If Western diplomats and trade representatives have been disturbingly silent about labor standards in China, which clearly violate norms set by the International Labor Organization, it's partly because they're loath to rock a system that's allowing Western corporations and governments to reap huge profits.
A recent survey of 1,800 U.S. businesses in China by the American Chamber of Commerce in Beijing found that the profit margins for 42 percent of them were higher than their average worldwide margins.
More significantly, the Chinese government, which benefits enormously from its labor-driven export economy, has invested almost $300 billion in Treasury bills and $500 billion in other U.S. securities. Thus, China helps fund the U.S. deficit and keeps U.S. interest rates low. This in turn allows U.S. consumers the cheap credit with which to buy loads of Chinese goods, and then the cycle begins anew.
The one crack in the Chinese government's grip on labor has come from China's fledging legal system.
Han said he and other supporters have brought 30 labor rights cases to Chinese courts and won most of them. One case, in which they were representing jewelry workers who'd been fired after they developed silicosis, a lung disease from breathing mineral dust, set a record for worker compensation: $62,500.

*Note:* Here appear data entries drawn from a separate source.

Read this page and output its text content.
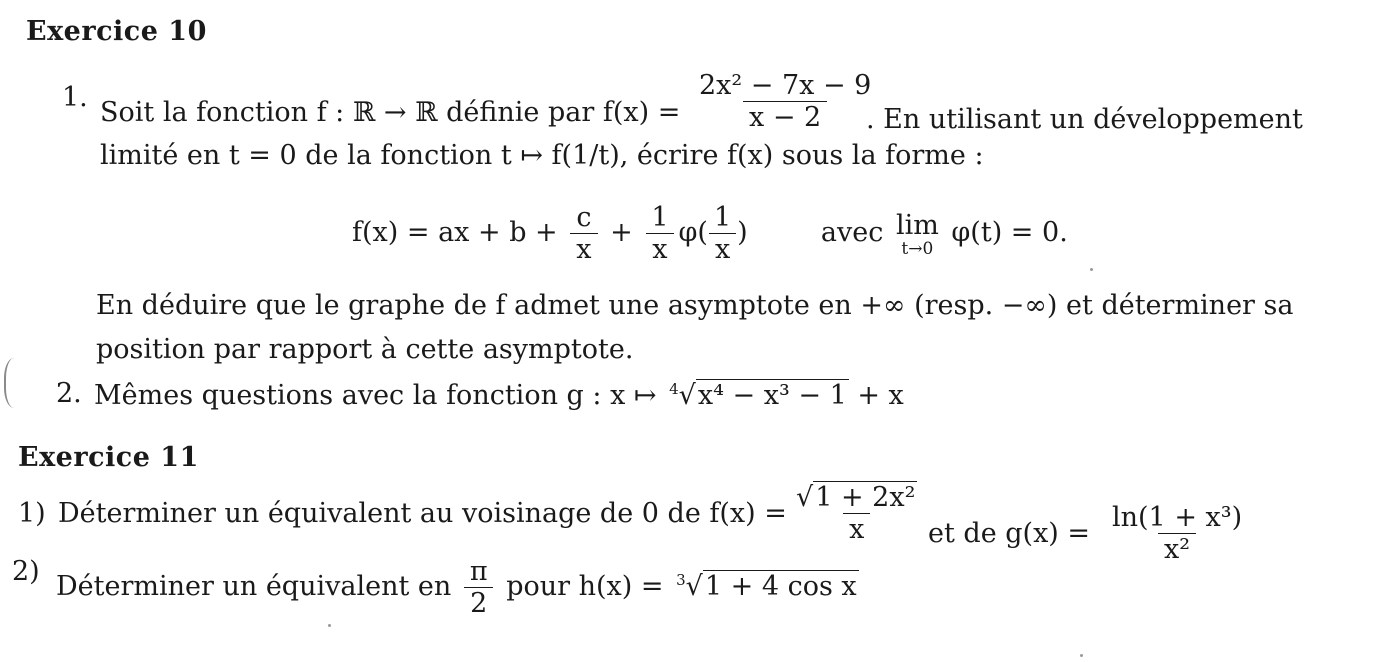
Exercice 10
1. Soit la fonction f : ℝ → ℝ définie par $f(x) = \frac{\text{2x² − 7x − 9}}{x - 2}$
. En utilisant un développement
limité en t = 0 de la fonction t ↦ f(1/t), écrire f(x) sous la forme :
f(x) = ax + $b + \frac{c}{x} + \frac{1}{x} \varphi( \frac{1}{x}$ )	avec lim
t→0
φ(t) = 0.
En déduire que le graphe de f admet une asymptote en +∞ (resp. −∞) et déterminer sa
position par rapport à cette asymptote.
2. Mêmes questions avec la fonction g : x ↦ $^4$√x⁴ − x³ − 1 + x
Exercice 11
1) Déterminer un équivalent au voisinage de 0 de $f(x) = \frac{\text{√1 + 2x²}}{x}$ et de $g(x) = \frac{\text{ln(1 + x³)}}{\text{x²}}$
2) Déterminer un équivalent en $\frac{\pi}{2}$ pour h(x) = $^3$√1 + 4 cos x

Han's success is partly rooted in the fact that he and his associates seek out the most compelling cases and focus all their efforts on them.

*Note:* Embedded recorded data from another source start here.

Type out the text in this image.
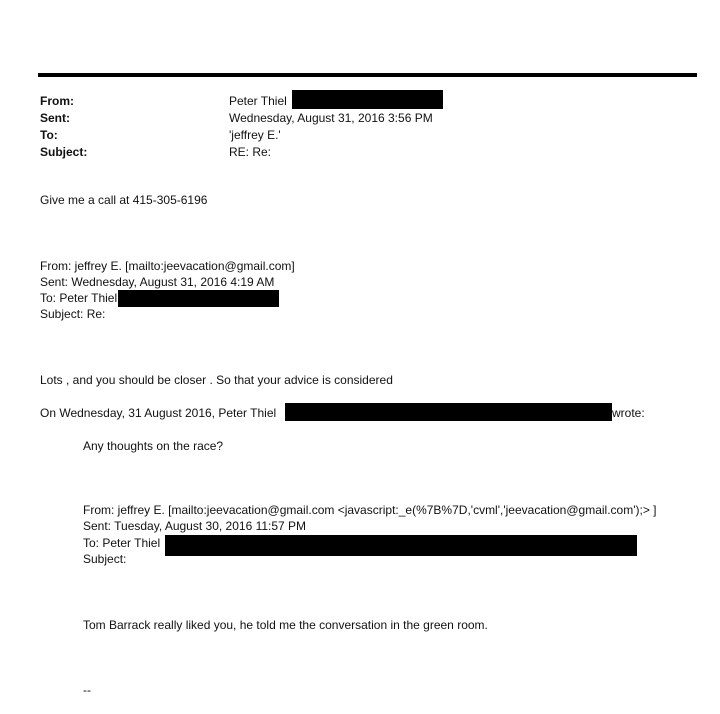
From:
Sent:
To:
Subject:
Peter Thiel
Wednesday, August 31, 2016 3:56 PM
'jeffrey E.'
RE: Re:
Give me a call at 415-305-6196
From: jeffrey E. [mailto:jeevacation@gmail.com]
Sent: Wednesday, August 31, 2016 4:19 AM
To: Peter Thiel
Subject: Re:
Lots , and you should be closer . So that your advice is considered
On Wednesday, 31 August 2016, Peter Thiel	wrote:
Any thoughts on the race?
From: jeffrey E. [mailto:jeevacation@gmail.com <javascript:_e(%7B%7D,'cvml','jeevacation@gmail.com');> ]
Sent: Tuesday, August 30, 2016 11:57 PM
To: Peter Thiel
Subject:
Tom Barrack really liked you, he told me the conversation in the green room.
--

"This way we can help only a few people but we can make sample cases and show people that laws can be very useful if you use them correctly," he said. "More importantly, through this legal battle we also provide the idea that workers should get together."
Such grassroots actions are all Chinese labor activists can manage, given the forces arrayed against them. But tales of their exploits, which are whispered among workers' groups, are creating a discernable change in China's mind-set.
"The period of relying on leaders is already gone," Han said. "Today, slowly, people are understanding that they have to fight for their own future."
That's potentially seditious talk in China, and like many Chinese who realize they're on thin ice, Han relies on an old trick to claw his way back -- he quotes the great helmsman.
"As Mao used to say, the evolution of history does not follow the will of individuals," he said. "Today, China is living in a time of darkness, but that does not mean there is no hope. Respect for people's basic rights, limited work hours, decent compensation, better working conditions, laws that are enforced -- all these things will happen because it is natural that they do. That's just the process of civilization."